@nalan90
2017-09-13T14:55:25.000000Z
字数 11236
阅读 635
大数据
摘自:http://www.powerxing.com/install-hadoop/
核心组件
安装包准备
添加用户并设置权限
## 添加hadoop用户
[root@dev-162 zhangshuang]# useradd -m hadoop -s /bin/bash
## 设置密码
[root@dev-162 zhangshuang]# passwd hadoop
Changing password for user hadoop.
New password:
BAD PASSWORD: The password is shorter than 7 characters
Retype new password:
passwd: all authentication tokens updated successfully.
## 添加sudo权限(追加如下行)
[root@dev-162 zhangshuang]# visudo
hadoop ALL=(ALL) NOPASSWD:ALL
## 切换至hadoop用户
[root@dev-162 zhangshuang]# su - hadoop
## 生成ssh证书(全部回车即可)
[hadoop@dev-162 ~]$ ssh-keygen -t rsa
Generating public/private rsa key pair.
Enter file in which to save the key (/home/hadoop/.ssh/id_rsa):
Created directory '/home/hadoop/.ssh'.
Enter passphrase (empty for no passphrase):
Enter same passphrase again:
Your identification has been saved in /home/hadoop/.ssh/id_rsa.

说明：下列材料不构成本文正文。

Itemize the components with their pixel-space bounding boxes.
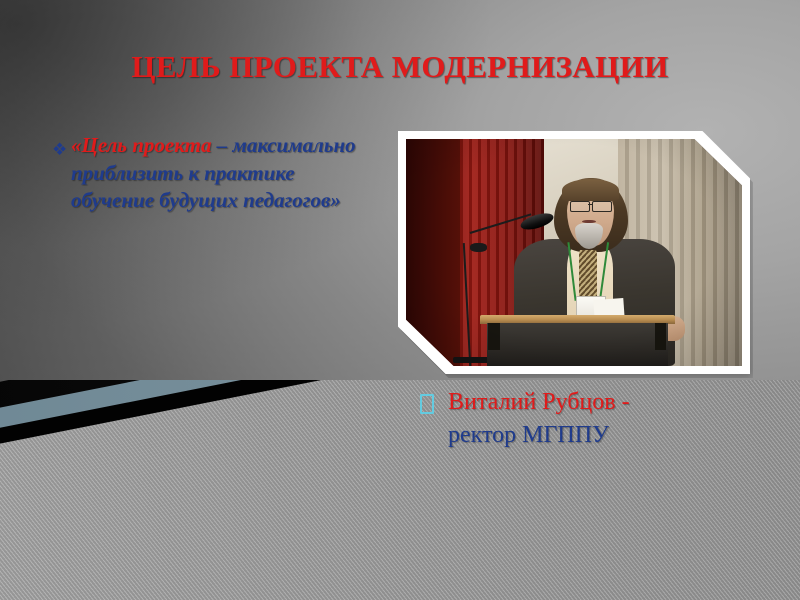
photo-frame xyxy=(398,131,750,374)
quote-highlight: «Цель проекта xyxy=(71,133,211,157)
photo-vignette xyxy=(406,139,742,366)
caption-text: Виталий Рубцов -ректор МГППУ xyxy=(448,386,750,452)
page-title: ЦЕЛЬ ПРОЕКТА МОДЕРНИЗАЦИИ xyxy=(0,50,800,84)
caption-role: ректор МГППУ xyxy=(448,422,609,448)
slide-canvas: ЦЕЛЬ ПРОЕКТА МОДЕРНИЗАЦИИ ❖ «Цель проект… xyxy=(0,0,800,600)
square-bullet-icon xyxy=(420,394,434,414)
quote-text: «Цель проекта – максимально приблизить к… xyxy=(71,132,382,215)
diamond-bullet-icon: ❖ xyxy=(52,141,70,158)
caption-name: Виталий Рубцов - xyxy=(448,389,630,415)
photo-image xyxy=(406,139,742,366)
body-text-block: ❖ «Цель проекта – максимально приблизить… xyxy=(52,132,382,215)
photo-caption: Виталий Рубцов -ректор МГППУ xyxy=(420,386,750,452)
list-item: ❖ «Цель проекта – максимально приблизить… xyxy=(52,132,382,215)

Your public key has been saved in /home/hadoop/.ssh/id_rsa.pub.
The key fingerprint is:
7a:13:7f:9d:80:37:38:56:e9:b5:de:53:c1:c0:5a:33 hadoop@dev-162
The key randomart image is:
+--[ RSA 2048]----+
| .. |
| Eo |
| = +o |
| * . ..|
| S = = . .|
| . + o = o.|
| . o . . +..|
| . . . .|
| |
+-----------------+
## 将公钥写入authorized_keys文件
[hadoop@dev-162 ~]$ cat .ssh/id_rsa.pub >> .ssh/authorized_keys
## 修改权限
[hadoop@dev-162 ~]$ chmod 600 .ssh/authorized_keys
## 无密码登录本机
[hadoop@dev-162 ~]$ ssh localhost
The authenticity of host 'localhost (::1)' can not be established.
ECDSA key fingerprint is fe:0f:40:d7:56:c8:c1:b4:29:c3:ce:d8:d6:12:66:2e.
Are you sure you want to continue connecting (yes/no)? yes
Warning: Permanently added 'localhost' (ECDSA) to the list of known hosts.
Last login: Wed Aug 23 13:56:50 2017
安装java环境
## 安装openjdk
[hadoop@dev-162 ~]$ sudo yum -y install java-1.8.0-openjdk
[hadoop@dev-162 ~]$ sudo yum -y install java-1.8.0-openjdk-devel
## 设置java环境变量 (注意是.bashrc不是.bash_profile)
[hadoop@dev-161 ~]$ vim .bashrc
## 追加如下行
export JAVA_HOME=/usr/lib/jvm/java-1.8.0-openjdk
export PATH=$JAVA_HOME/bin:$PATH:/usr/local/hadoop/sbin:/usr/local/hadoop/bin
export HADOOP_HOME=/usr/local/hadoop
export HADOOP_COMMON_LIB_NATIVE_DIR=$HADOOP_HOME/lib/native
[hadoop@dev-161 ~]$ source .bashrc
[hadoop@dev-161 ~]$ echo $JAVA_HOME
/usr/lib/jvm/java-1.8.0-openjdk
[hadoop@dev-161 ~]$ java -version
openjdk version "1.8.0_141"
OpenJDK Runtime Environment (build 1.8.0_141-b16)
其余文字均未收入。